Changes in frequency (orange curve) and dissipation (blue curve) as a function of time recorded for LS-cellulose ultrathin films when stabilized and contacted with buffer solution of pH 10 and 1 mM NaCl. (f₀=5 MHz n/3).

Figure 9 shows the adsorption isotherm of dissolved xylan on the cellulose surface using three concentration levels of xylan (0.01 mg·ml⁻¹, 0.1 mg·ml⁻¹ and 1 mg·ml⁻¹) at pH 10. Again, the changes in frequency and dissipation as a function of time were followed in order to estimate the mass change due to xylan adsorption and to evaluate the physical properties of the formed xylan layers. Figure 9 clearly illustrates that significant xylan adsorption takes place only at the highest solution concentration of 1 mg·ml⁻¹, showing that xylan concentration has an important role in the deposition kinetics. Simultaneously, the dissipation change at the end of the adsorption was relatively high (~6.5×10⁻⁶), although the frequency change is as low as −11 Hz. This suggests that the formed xylan layer is not uniformly attached on the cellulose surface.

Figure 9:

Adsorption isotherm of xylan from solutions containing 0.01 mg·ml⁻¹, 0.1 mg·ml⁻¹ and 1 mg·ml⁻¹ of xylan in pH 10 and 1 mM NaCl. ∆f and ∆D vs. time for n=3.
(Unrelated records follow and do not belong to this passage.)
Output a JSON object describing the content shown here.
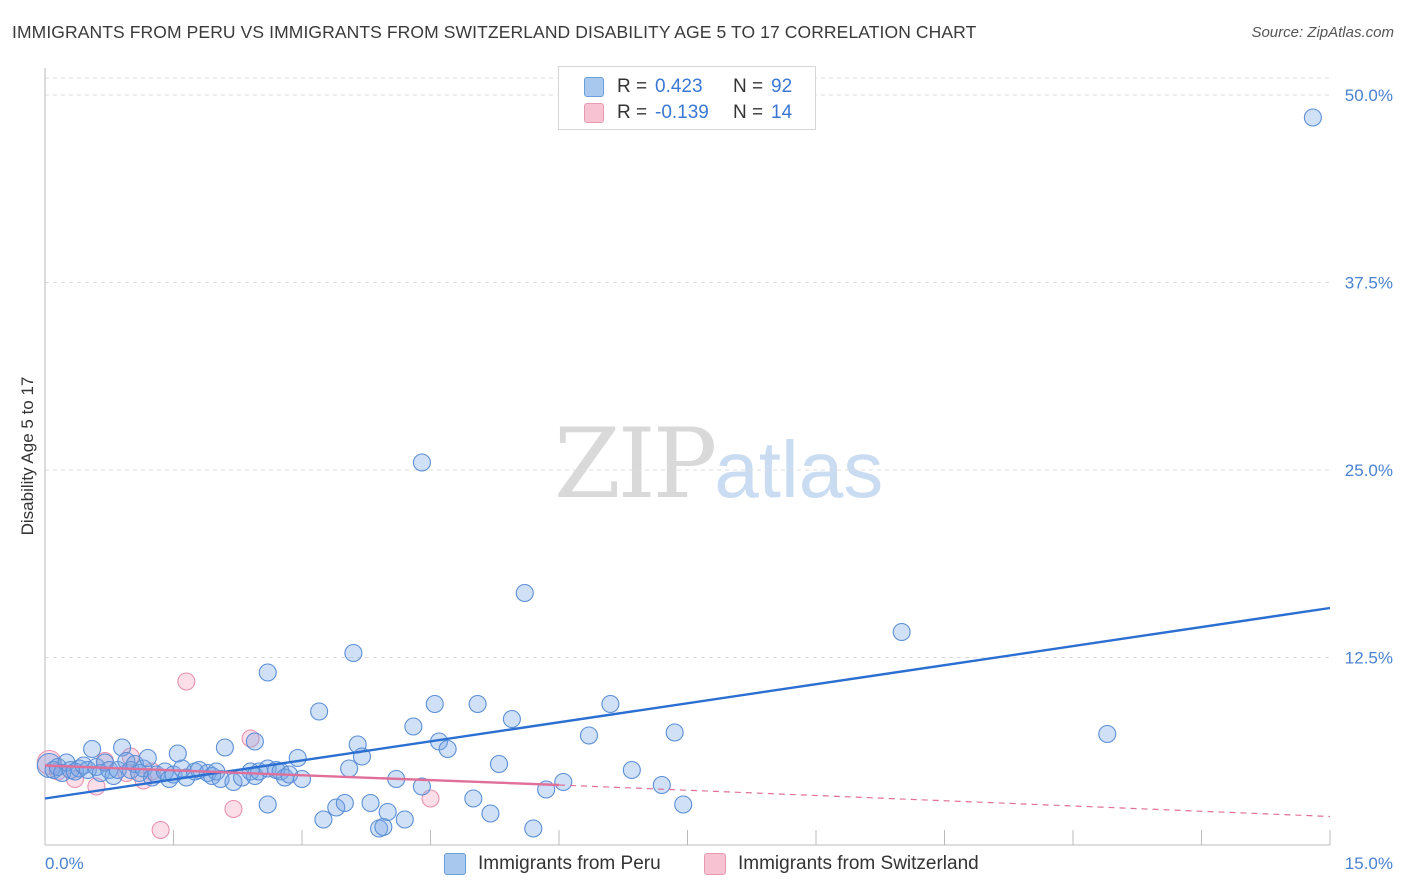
{
  "title": "IMMIGRANTS FROM PERU VS IMMIGRANTS FROM SWITZERLAND DISABILITY AGE 5 TO 17 CORRELATION CHART",
  "source": "Source: ZipAtlas.com",
  "watermark": {
    "zip": "ZIP",
    "atlas": "atlas"
  },
  "legend_top": [
    {
      "r_label": "R =",
      "r_value": "0.423",
      "n_label": "N =",
      "n_value": "92",
      "color": "#a8c8ee",
      "border": "#6b9edb"
    },
    {
      "r_label": "R =",
      "r_value": "-0.139",
      "n_label": "N =",
      "n_value": "14",
      "color": "#f7c3d2",
      "border": "#e89ab2"
    }
  ],
  "legend_bottom": [
    "Immigrants from Peru",
    "Immigrants from Switzerland"
  ],
  "colors": {
    "peru_fill": "rgba(120,166,228,0.35)",
    "peru_stroke": "#5b8fd6",
    "peru_line": "#2a6fd1",
    "swiss_fill": "rgba(244,160,190,0.35)",
    "swiss_stroke": "#e891ae",
    "swiss_line": "#e0709a",
    "tick_text": "#4a82d0",
    "grid": "#dddddd"
  },
  "chart_data": {
    "type": "scatter",
    "title": "IMMIGRANTS FROM PERU VS IMMIGRANTS FROM SWITZERLAND DISABILITY AGE 5 TO 17 CORRELATION CHART",
    "xlabel": "",
    "ylabel": "Disability Age 5 to 17",
    "xlim": [
      0,
      15
    ],
    "ylim": [
      0,
      50
    ],
    "x_tick_labels": [
      {
        "value": 0,
        "label": "0.0%"
      },
      {
        "value": 15,
        "label": "15.0%"
      }
    ],
    "y_ticks": [
      {
        "value": 12.5,
        "label": "12.5%"
      },
      {
        "value": 25,
        "label": "25.0%"
      },
      {
        "value": 37.5,
        "label": "37.5%"
      },
      {
        "value": 50,
        "label": "50.0%"
      }
    ],
    "x_grid": [
      1.5,
      3.0,
      4.5,
      6.0,
      7.5,
      9.0,
      10.5,
      12.0,
      13.5,
      15.0
    ],
    "series": [
      {
        "name": "Immigrants from Peru",
        "points": [
          [
            0.05,
            5.3
          ],
          [
            0.1,
            5.0
          ],
          [
            0.15,
            5.2
          ],
          [
            0.2,
            4.8
          ],
          [
            0.25,
            5.5
          ],
          [
            0.3,
            5.0
          ],
          [
            0.35,
            4.9
          ],
          [
            0.4,
            5.1
          ],
          [
            0.45,
            5.3
          ],
          [
            0.5,
            5.0
          ],
          [
            0.55,
            6.4
          ],
          [
            0.6,
            5.2
          ],
          [
            0.65,
            4.8
          ],
          [
            0.7,
            5.5
          ],
          [
            0.75,
            5.0
          ],
          [
            0.8,
            4.6
          ],
          [
            0.85,
            5.0
          ],
          [
            0.9,
            6.5
          ],
          [
            0.95,
            5.6
          ],
          [
            1.0,
            5.0
          ],
          [
            1.05,
            5.4
          ],
          [
            1.1,
            4.8
          ],
          [
            1.15,
            5.1
          ],
          [
            1.2,
            5.8
          ],
          [
            1.25,
            4.5
          ],
          [
            1.3,
            4.7
          ],
          [
            1.4,
            4.9
          ],
          [
            1.45,
            4.4
          ],
          [
            1.5,
            4.7
          ],
          [
            1.55,
            6.1
          ],
          [
            1.6,
            5.1
          ],
          [
            1.65,
            4.5
          ],
          [
            1.75,
            4.9
          ],
          [
            1.8,
            5.0
          ],
          [
            1.9,
            4.8
          ],
          [
            1.95,
            4.6
          ],
          [
            2.0,
            4.9
          ],
          [
            2.05,
            4.4
          ],
          [
            2.1,
            6.5
          ],
          [
            2.2,
            4.2
          ],
          [
            2.3,
            4.5
          ],
          [
            2.4,
            4.9
          ],
          [
            2.45,
            4.6
          ],
          [
            2.5,
            4.9
          ],
          [
            2.6,
            5.1
          ],
          [
            2.7,
            5.0
          ],
          [
            2.75,
            4.9
          ],
          [
            2.8,
            4.5
          ],
          [
            2.85,
            4.7
          ],
          [
            2.95,
            5.8
          ],
          [
            3.0,
            4.4
          ],
          [
            2.6,
            2.7
          ],
          [
            3.25,
            1.7
          ],
          [
            3.4,
            2.5
          ],
          [
            3.5,
            2.8
          ],
          [
            3.55,
            5.1
          ],
          [
            3.65,
            6.7
          ],
          [
            3.7,
            5.9
          ],
          [
            3.8,
            2.8
          ],
          [
            3.9,
            1.1
          ],
          [
            3.95,
            1.2
          ],
          [
            4.0,
            2.2
          ],
          [
            4.1,
            4.4
          ],
          [
            4.2,
            1.7
          ],
          [
            4.3,
            7.9
          ],
          [
            4.4,
            3.9
          ],
          [
            4.55,
            9.4
          ],
          [
            4.6,
            6.9
          ],
          [
            4.7,
            6.4
          ],
          [
            5.0,
            3.1
          ],
          [
            5.05,
            9.4
          ],
          [
            5.2,
            2.1
          ],
          [
            5.3,
            5.4
          ],
          [
            5.45,
            8.4
          ],
          [
            5.7,
            1.1
          ],
          [
            5.85,
            3.7
          ],
          [
            6.05,
            4.2
          ],
          [
            6.35,
            7.3
          ],
          [
            6.6,
            9.4
          ],
          [
            6.85,
            5.0
          ],
          [
            7.2,
            4.0
          ],
          [
            7.35,
            7.5
          ],
          [
            7.45,
            2.7
          ],
          [
            2.6,
            11.5
          ],
          [
            3.6,
            12.8
          ],
          [
            4.4,
            25.5
          ],
          [
            5.6,
            16.8
          ],
          [
            10.0,
            14.2
          ],
          [
            12.4,
            7.4
          ],
          [
            14.8,
            48.5
          ],
          [
            3.2,
            8.9
          ],
          [
            2.45,
            6.9
          ]
        ]
      },
      {
        "name": "Immigrants from Switzerland",
        "points": [
          [
            0.05,
            5.5
          ],
          [
            0.15,
            4.9
          ],
          [
            0.35,
            4.4
          ],
          [
            0.6,
            3.9
          ],
          [
            0.7,
            5.6
          ],
          [
            0.95,
            4.8
          ],
          [
            1.0,
            5.9
          ],
          [
            1.15,
            4.3
          ],
          [
            1.25,
            4.9
          ],
          [
            1.35,
            1.0
          ],
          [
            1.65,
            10.9
          ],
          [
            2.2,
            2.4
          ],
          [
            2.4,
            7.1
          ],
          [
            4.5,
            3.1
          ]
        ]
      }
    ],
    "trend_lines": [
      {
        "series": "Immigrants from Peru",
        "x": [
          0,
          15
        ],
        "y": [
          3.1,
          15.8
        ],
        "style": "solid"
      },
      {
        "series": "Immigrants from Switzerland",
        "x": [
          0,
          6.0
        ],
        "y": [
          5.3,
          4.0
        ],
        "style": "solid"
      },
      {
        "series": "Immigrants from Switzerland",
        "x": [
          6.0,
          15
        ],
        "y": [
          4.0,
          1.9
        ],
        "style": "dashed"
      }
    ]
  }
}
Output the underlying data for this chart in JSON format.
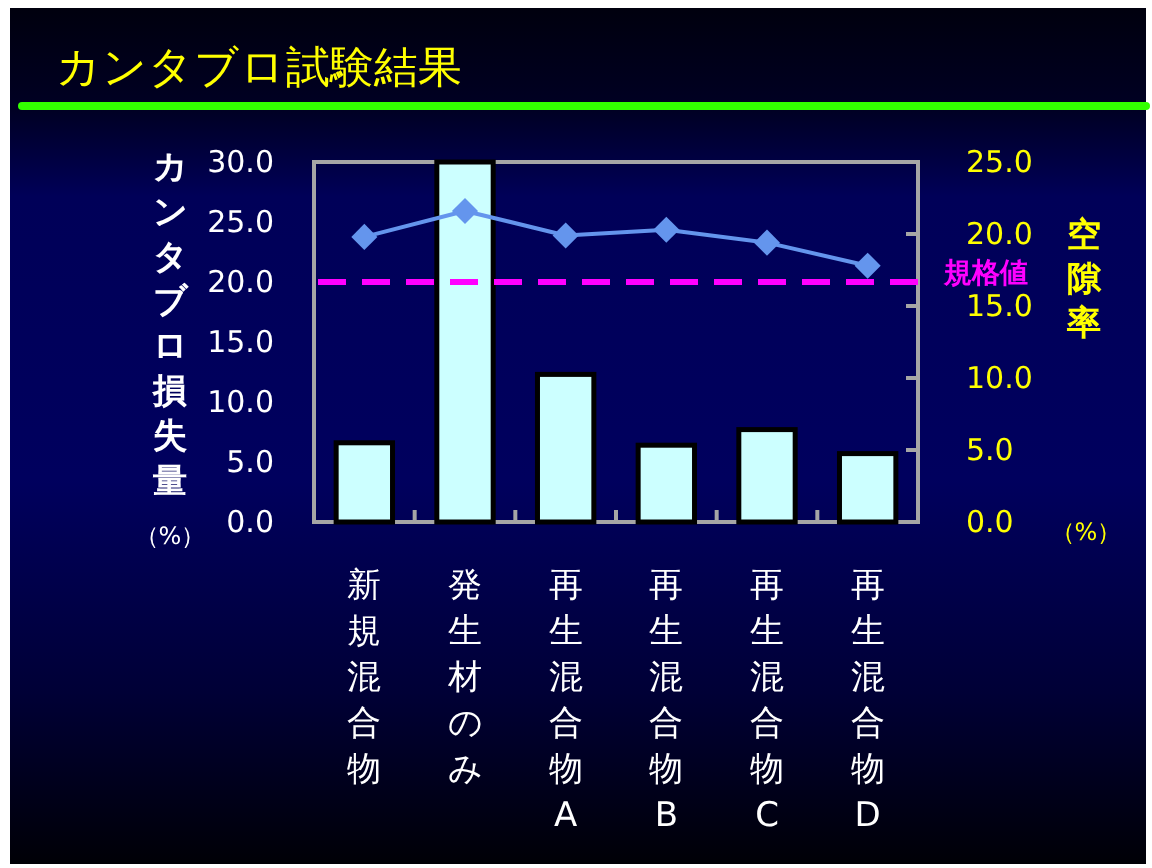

Evenly distributed thin and rigidly attached polymer layer normally generates a dissipation change lower than 1×10⁻⁶ with similar levels of frequency change. These findings are fully consistent with our previous results and are also supported by the AFM imaging (see Figure 10). After adsorbing xylan on cellulose, clear changes could be seen in both AFM height and phase contrast images (see Figure 10). Spherical xylan particles (Figure 10b and d) with the diameters varying between 0.01 and 0.1 μm were seen. The height image of the reference cellulose surface is shown in Figure 10a. Our system here behaved exactly in the same way as discussed earlier (Paananen et al. 2004; Tammelin et al. 2009). The main driving force for xylan to adhere to the cellulose surface seems to be the poor solubility of xylan in aqueous solutions. High xylan concentration in solution restricts the solubility of the xylan chains and favors the formation of agglomerates. Attachment on the cellulose surface begins only when the concentration is relatively high, probably close to the limit of precipitation. In solution, polymer-polymer contacts dominate over polymer-solvent contacts, which promotes adsorption as xylan chains tend to escape from poor solvents. Chains either form agglomerates, get adsorbed on surfaces or even precipitate to avoid polymer-solvent contacts. Here, any precipitation was observed and care was taken to utilize freshly prepared xylan dispersions in all QCM-D experiments.

Figure 10:

AFM images were taken for a better understanding of xylan and cellulose interaction and xylan behavior after during the deposition trials.

AFM height images of the cellulose surface before (a) and after (c) xylan adsorption. AFM phase image of the cellulose surface after xylan adsorption with two magnifications (b) and (d).